Tuesday, December 06, 2005

Unintended consequences

I very much enjoyed the first comment in this post about unintended consequences of government regulation
1970 - Massachusetts becomes the first state to pass "no fault" car insurance regulations. By the mid 1970's fully regulated rates are in place for auto coverage.

But wait...

2005 - Massachusetts continues to be among the states with the lowest number of insurance providers. It's citizens also pay the highest rates in the nation for their demographic category.

Now why didn't that work?? Well, if you ask them, which I have, they plead ignorance to the cause, but will then assure you that if the market is deregulated and allowed to be competitive their rates will go up. (I'm not making this up.)

If you show them charts and graphs of their rates versus other similar states who enjoy lower rates, which I have, they are baffled.
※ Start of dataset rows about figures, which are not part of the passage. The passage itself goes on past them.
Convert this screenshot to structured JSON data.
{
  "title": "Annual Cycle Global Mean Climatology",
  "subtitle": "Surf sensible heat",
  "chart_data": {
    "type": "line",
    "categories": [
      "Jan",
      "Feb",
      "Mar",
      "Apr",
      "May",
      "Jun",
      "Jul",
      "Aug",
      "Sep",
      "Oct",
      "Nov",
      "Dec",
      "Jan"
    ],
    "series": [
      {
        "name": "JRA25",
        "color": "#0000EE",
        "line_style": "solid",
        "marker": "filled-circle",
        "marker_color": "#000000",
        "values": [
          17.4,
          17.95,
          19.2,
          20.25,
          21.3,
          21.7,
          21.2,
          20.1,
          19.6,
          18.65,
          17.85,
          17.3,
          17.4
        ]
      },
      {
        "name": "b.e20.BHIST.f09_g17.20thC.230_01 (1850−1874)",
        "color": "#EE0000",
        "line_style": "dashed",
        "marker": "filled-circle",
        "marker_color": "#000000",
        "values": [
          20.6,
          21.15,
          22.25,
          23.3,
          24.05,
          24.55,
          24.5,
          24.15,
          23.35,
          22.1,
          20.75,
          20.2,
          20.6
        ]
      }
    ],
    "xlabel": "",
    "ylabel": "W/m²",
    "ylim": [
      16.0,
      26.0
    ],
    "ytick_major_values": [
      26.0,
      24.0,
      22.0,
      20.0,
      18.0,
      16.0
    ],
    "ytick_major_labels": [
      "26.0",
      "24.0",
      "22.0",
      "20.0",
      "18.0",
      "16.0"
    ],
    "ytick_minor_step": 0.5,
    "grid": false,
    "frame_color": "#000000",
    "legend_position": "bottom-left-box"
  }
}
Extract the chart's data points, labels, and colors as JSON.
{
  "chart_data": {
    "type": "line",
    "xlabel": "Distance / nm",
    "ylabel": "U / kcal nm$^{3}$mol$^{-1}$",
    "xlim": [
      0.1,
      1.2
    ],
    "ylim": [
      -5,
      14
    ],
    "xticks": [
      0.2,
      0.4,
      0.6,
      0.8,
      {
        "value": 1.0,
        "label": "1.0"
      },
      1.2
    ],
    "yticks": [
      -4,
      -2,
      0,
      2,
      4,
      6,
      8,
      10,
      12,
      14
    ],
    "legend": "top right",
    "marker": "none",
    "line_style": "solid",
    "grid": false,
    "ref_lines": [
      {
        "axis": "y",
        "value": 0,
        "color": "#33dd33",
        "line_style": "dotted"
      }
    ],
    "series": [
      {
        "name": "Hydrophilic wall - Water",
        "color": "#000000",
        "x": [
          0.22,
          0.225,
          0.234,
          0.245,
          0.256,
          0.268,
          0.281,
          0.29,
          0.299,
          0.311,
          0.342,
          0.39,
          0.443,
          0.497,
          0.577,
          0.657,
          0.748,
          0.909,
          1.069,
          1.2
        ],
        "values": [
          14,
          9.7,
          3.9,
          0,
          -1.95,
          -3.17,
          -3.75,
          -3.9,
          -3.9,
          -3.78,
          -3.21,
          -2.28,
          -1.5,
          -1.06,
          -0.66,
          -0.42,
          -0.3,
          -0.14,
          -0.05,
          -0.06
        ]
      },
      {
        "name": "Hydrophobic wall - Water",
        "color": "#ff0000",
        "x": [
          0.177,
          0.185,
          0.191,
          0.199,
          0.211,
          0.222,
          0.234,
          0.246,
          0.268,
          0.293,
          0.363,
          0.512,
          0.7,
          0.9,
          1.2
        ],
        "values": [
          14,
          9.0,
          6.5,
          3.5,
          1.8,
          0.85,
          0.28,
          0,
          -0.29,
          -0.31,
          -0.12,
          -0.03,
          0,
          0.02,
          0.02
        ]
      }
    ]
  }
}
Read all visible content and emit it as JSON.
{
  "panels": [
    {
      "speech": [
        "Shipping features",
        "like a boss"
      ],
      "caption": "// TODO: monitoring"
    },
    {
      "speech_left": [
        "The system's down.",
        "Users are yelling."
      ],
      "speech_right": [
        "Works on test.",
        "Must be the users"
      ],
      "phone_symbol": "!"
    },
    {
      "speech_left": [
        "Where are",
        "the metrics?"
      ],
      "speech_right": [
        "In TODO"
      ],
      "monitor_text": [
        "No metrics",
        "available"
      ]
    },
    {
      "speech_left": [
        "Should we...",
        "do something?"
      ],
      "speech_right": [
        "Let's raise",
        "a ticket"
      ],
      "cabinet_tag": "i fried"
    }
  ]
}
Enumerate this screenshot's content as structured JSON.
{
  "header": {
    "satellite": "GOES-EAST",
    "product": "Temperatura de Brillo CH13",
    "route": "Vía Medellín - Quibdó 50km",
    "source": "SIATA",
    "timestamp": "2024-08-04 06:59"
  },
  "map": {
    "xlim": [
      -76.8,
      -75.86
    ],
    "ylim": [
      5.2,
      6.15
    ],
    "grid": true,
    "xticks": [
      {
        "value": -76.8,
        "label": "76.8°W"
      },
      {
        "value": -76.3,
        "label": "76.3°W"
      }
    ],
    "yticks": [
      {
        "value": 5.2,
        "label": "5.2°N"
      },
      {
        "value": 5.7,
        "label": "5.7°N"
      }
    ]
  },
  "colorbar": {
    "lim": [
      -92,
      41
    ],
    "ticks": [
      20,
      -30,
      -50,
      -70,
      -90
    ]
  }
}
Would it make sense to require one year of macroeconomics for high school graduation?
One of the many reasons that I've chosen to leave MA is the asanine car insurance regulations in this state. My wife and I share one small car, and the insurance we pay on it is far in excess of the depreciation, car loan financing, and gasoline costs combined. If the state was 30 degrees warmer they may be able to get away with regulation this dumb, but it's December and I'm not feeling charitable.

My car insurance company, the ludicrously overpriced AMICA, sent me a letter saying they were agitating for a more competitive car insurance market and that I should call my Congressman and complain. It was like the twilight zone.